Again, it depends. Our closest neighbor is about a two-hour bike ride. Some people are 30 minutes apart. If it’s important for you to have close neighbors, request that to your program manager during PST site placements. They try to take your needs into consideration during site placement.


Do you ever feel unsafe?

Personally, not often at all. I feel very safe in Zambia. Being in a couple, I don’t deal with harassment much, but when I’m not with Adam in town or even in the village, I do get cat called and marriage proposals. It can be a common issue with females, unfortunately, and even being grabbed. Try to have a travel buddy. You can also seek a woman, especially one with children, to help shoe the bothersome people away. The worst offenders are drunk men. They are usually annoying but harmless, but I would still advise not to be around people who are drinking, especially if alone.
Theft is the most common reported crime. Keep your valuables in the Peace Corps office or provincial house. Don’t flash anything fancy. Don’t leave anything outside (we do sometimes, but feel your village out first). Hold onto your belongings on public transport and never let people hold your stuff.
I feel the most safe in the village, the least in Lusaka (though I’d still say Lusaka is generally safe). As you would anywhere, just be alert and use common sense.

How do you receive mail?

I think Adam and I were the only ones to not receive any mail during PST. But everyone uses Dotcom Zambia as the cheapest and most reliable method to send packages. It costs $16 per kg. Your sender would ship the package to an address in Connecticut. Then the company sends it to Peace Corps Headquarters in Lusaka. A PC cruiser will deliver it the next time it drives up to your province.
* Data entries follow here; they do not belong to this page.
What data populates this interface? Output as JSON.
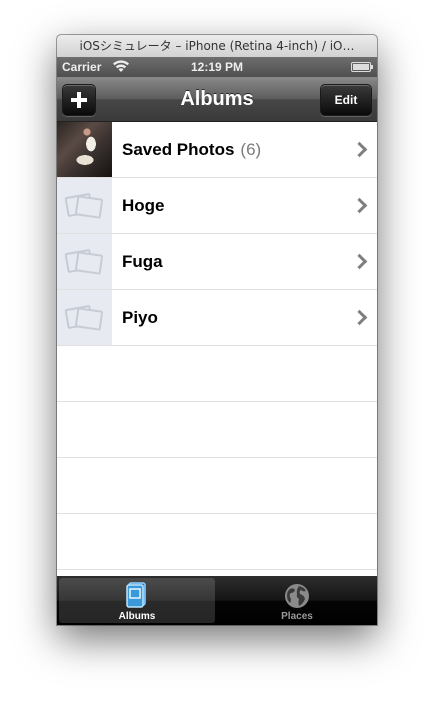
{
  "window": {
    "title": "iOSシミュレータ – iPhone (Retina 4-inch) / iO…"
  },
  "status_bar": {
    "carrier": "Carrier",
    "time": "12:19 PM"
  },
  "nav_bar": {
    "title": "Albums",
    "edit_label": "Edit"
  },
  "albums": [
    {
      "name": "Saved Photos",
      "count": "(6)"
    },
    {
      "name": "Hoge"
    },
    {
      "name": "Fuga"
    },
    {
      "name": "Piyo"
    }
  ],
  "tabs": [
    {
      "label": "Albums",
      "icon": "albums-icon",
      "selected": true
    },
    {
      "label": "Places",
      "icon": "globe-icon",
      "selected": false
    }
  ],
  "colors": {
    "tab_selected_icon": "#3a9ad9",
    "nav_bar": "#4a4a4a"
  }
}
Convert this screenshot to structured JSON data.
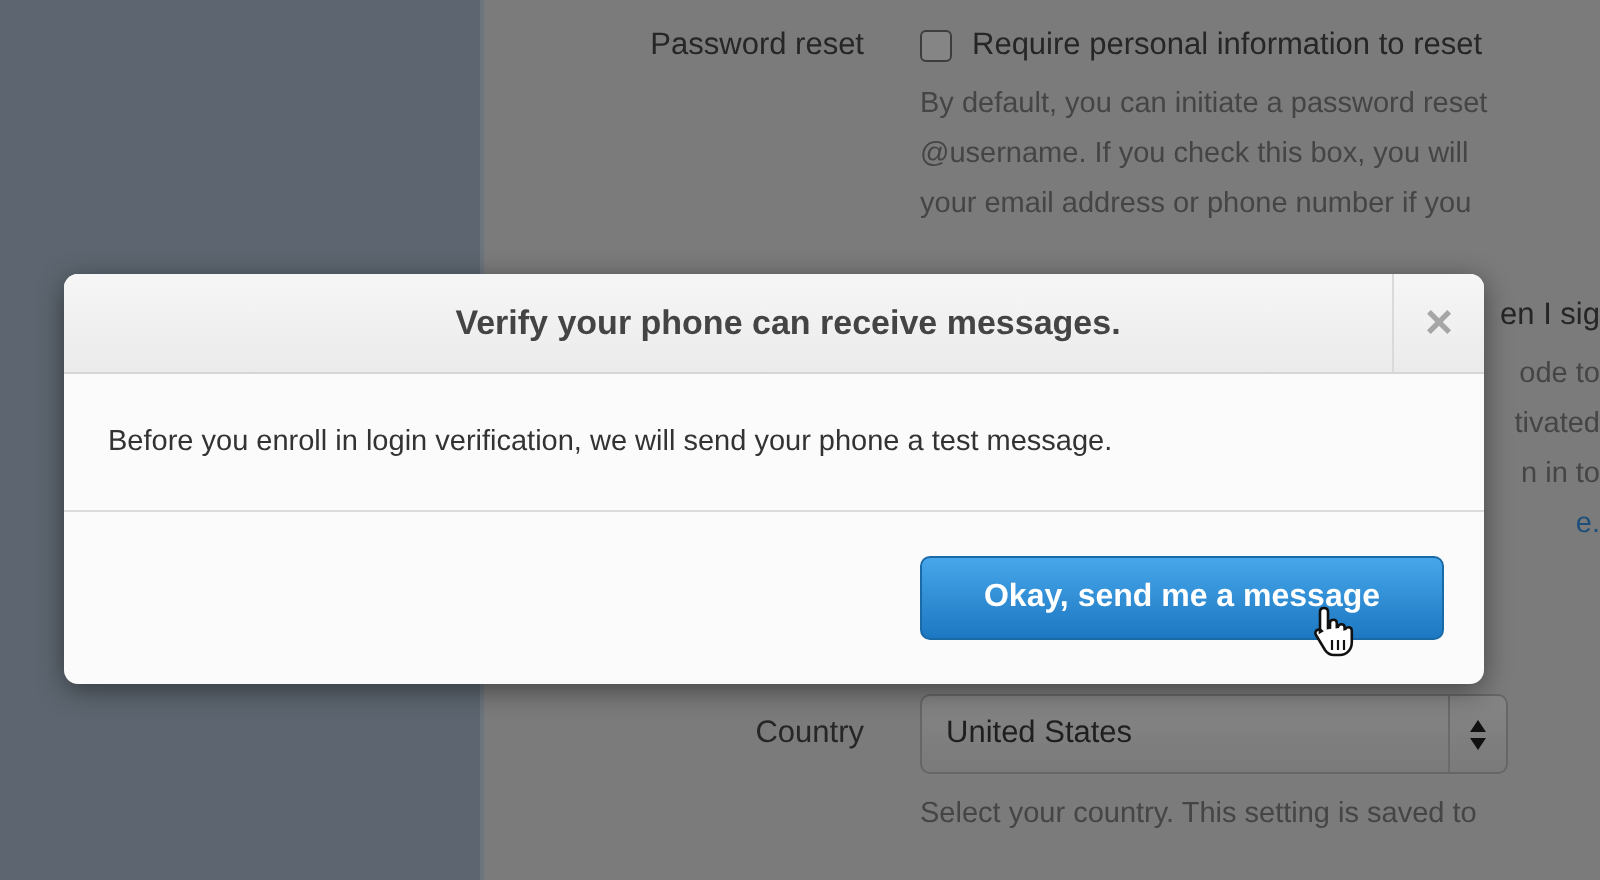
{
  "settings": {
    "password_reset": {
      "label": "Password reset",
      "checkbox": {
        "label": "Require personal information to reset",
        "checked": false
      },
      "help_lines": [
        "By default, you can initiate a password reset",
        "@username. If you check this box, you will",
        "your email address or phone number if you"
      ]
    },
    "hidden_fragments": [
      {
        "text": "en I sig",
        "kind": "label"
      },
      {
        "text": "ode to",
        "kind": "help"
      },
      {
        "text": "tivated",
        "kind": "help"
      },
      {
        "text": "n in to",
        "kind": "help"
      },
      {
        "text": "e.",
        "kind": "link"
      }
    ],
    "country": {
      "label": "Country",
      "value": "United States",
      "help": "Select your country. This setting is saved to"
    }
  },
  "dialog": {
    "title": "Verify your phone can receive messages.",
    "close": "×",
    "message": "Before you enroll in login verification, we will send your phone a test message.",
    "button": "Okay, send me a message"
  }
}
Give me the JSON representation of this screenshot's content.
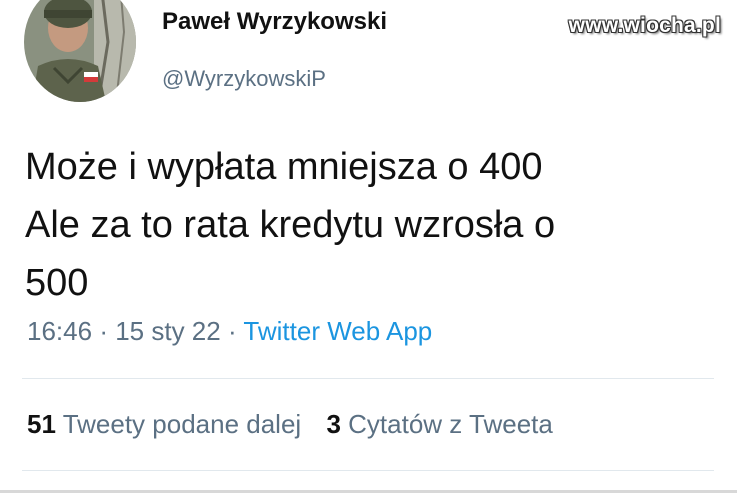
{
  "author": {
    "display_name": "Paweł Wyrzykowski",
    "handle": "@WyrzykowskiP"
  },
  "watermark": "www.wiocha.pl",
  "tweet": {
    "lines": [
      "Może i wypłata mniejsza o 400",
      "Ale za to rata kredytu wzrosła o",
      "500"
    ],
    "time": "16:46",
    "date": "15 sty 22",
    "separator": "·",
    "source": "Twitter Web App"
  },
  "stats": {
    "retweets_count": "51",
    "retweets_label": "Tweety podane dalej",
    "quotes_count": "3",
    "quotes_label": "Cytatów z Tweeta"
  },
  "colors": {
    "text": "#111111",
    "secondary": "#5b7083",
    "link": "#1b95e0",
    "divider": "#e1e8ed"
  },
  "icons": {
    "avatar": "profile-photo-avatar"
  }
}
What is the provincial house?

Zambia is one of the few countries to have provincial houses, officially called provincial resource centers. Since every post is rural, making travel to the capital difficult to do in just one day, there are houses in every province where PCVs can stay overnight before taking the 5am bus to the capital. The center is where provincial staff work, where volunteers can store some items in their cubbies, and even just go to take a break from the village for mental health days. We get four program days per month to do so. The large house has about 18 beds, a stocked kitchen, a library, and lots of resources like manuals. We can also use the computers and internet (lol, well not Northern) to do work like quarterly reports and grant-writing. Best of all, it’s a great place to connect with the volunteers in your province, unload and rant with each other, and just be yourself without the pressure of being ‘on’ all the time in the village. It sort of has the feel of a hostel or college share house.
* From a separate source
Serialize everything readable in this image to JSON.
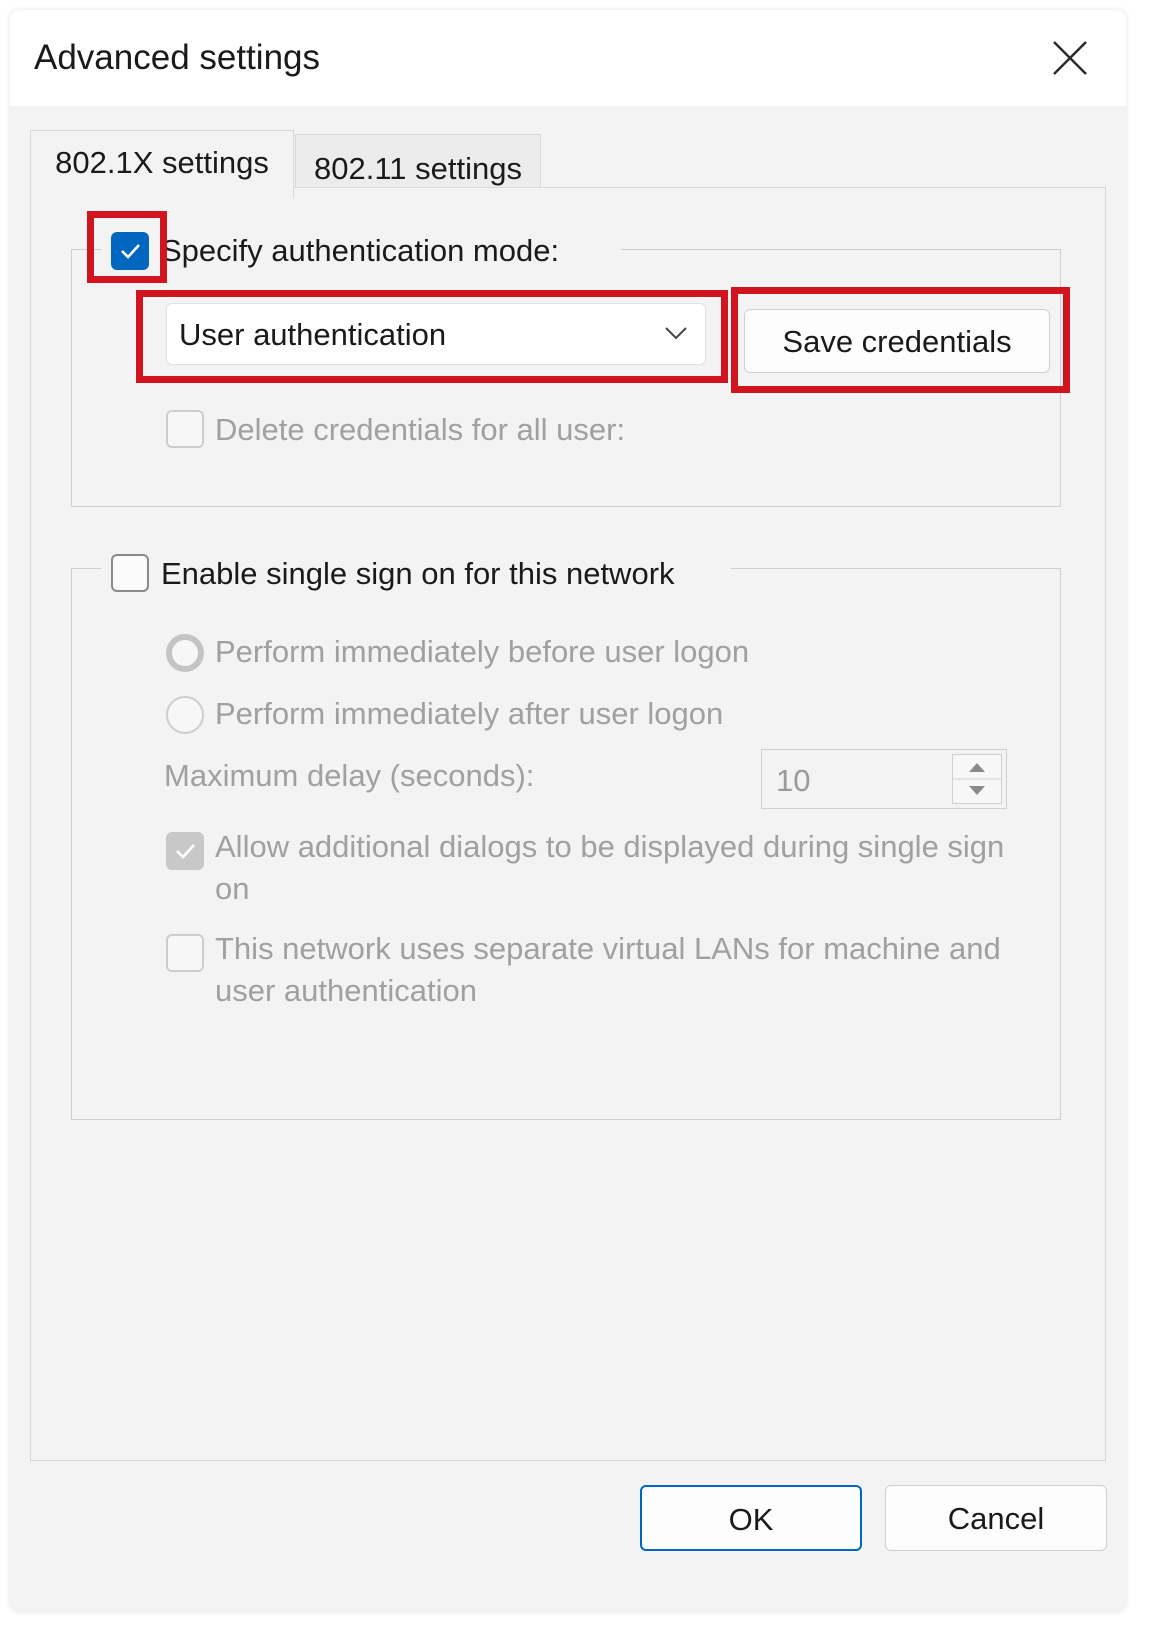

What is your living situation like?

All posts (except for Peace Corps Response) are in rural villages. There are certain standards for homes, such as there must be two rooms, bars on the windows for security, a latrine, and dish drying rack. Most people live on the same compound of their host family, so you may be surrounded by kids and chickens. However, we live on a school compound in teacher housing and do not have a traditional host family. You will likely not have electricity nor running water, but you should be within 1km of a water source. We haven’t seen many sites, but they are so different from each other.
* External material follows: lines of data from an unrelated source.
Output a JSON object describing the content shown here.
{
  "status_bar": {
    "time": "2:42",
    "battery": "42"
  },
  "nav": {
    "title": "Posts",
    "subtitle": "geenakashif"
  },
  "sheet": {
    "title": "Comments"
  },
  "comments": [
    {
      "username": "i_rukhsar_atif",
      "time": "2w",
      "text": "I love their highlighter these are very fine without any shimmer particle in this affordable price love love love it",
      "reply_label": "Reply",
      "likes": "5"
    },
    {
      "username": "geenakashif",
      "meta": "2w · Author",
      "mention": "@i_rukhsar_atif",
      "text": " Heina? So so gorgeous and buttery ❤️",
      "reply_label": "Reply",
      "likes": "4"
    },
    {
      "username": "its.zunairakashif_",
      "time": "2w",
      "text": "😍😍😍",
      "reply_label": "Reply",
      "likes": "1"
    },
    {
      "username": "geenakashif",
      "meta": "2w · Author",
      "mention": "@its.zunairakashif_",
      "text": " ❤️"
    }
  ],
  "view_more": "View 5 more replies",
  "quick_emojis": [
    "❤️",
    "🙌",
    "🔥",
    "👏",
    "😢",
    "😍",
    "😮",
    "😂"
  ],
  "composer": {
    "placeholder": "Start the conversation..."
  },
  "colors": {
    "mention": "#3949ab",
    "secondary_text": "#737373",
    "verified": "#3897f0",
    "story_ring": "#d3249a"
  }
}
Peace Corps provides everything you need to stay safe and healthy: an insecticide-treated mosquito net, water filter, solar lamp with charging ports, basic phone with SIM card, bicycle, helmet, basic bicycle tools, medical supplies, and malaria prophylaxis.

What is your typical day of work?

Again, there is no typical day! What I love about the RAP project is that you can choose your own schedule. If you work better in the morning, set meetings then. If you like to wake up slowly, meet farmers later in the day. Make your service your own. Education volunteers have a more regular schedule with the school. If you like regular predictable schedules, you can make that happen. Read more about RAP and what kind of work we do!

If you have any questions, feel free to contact me!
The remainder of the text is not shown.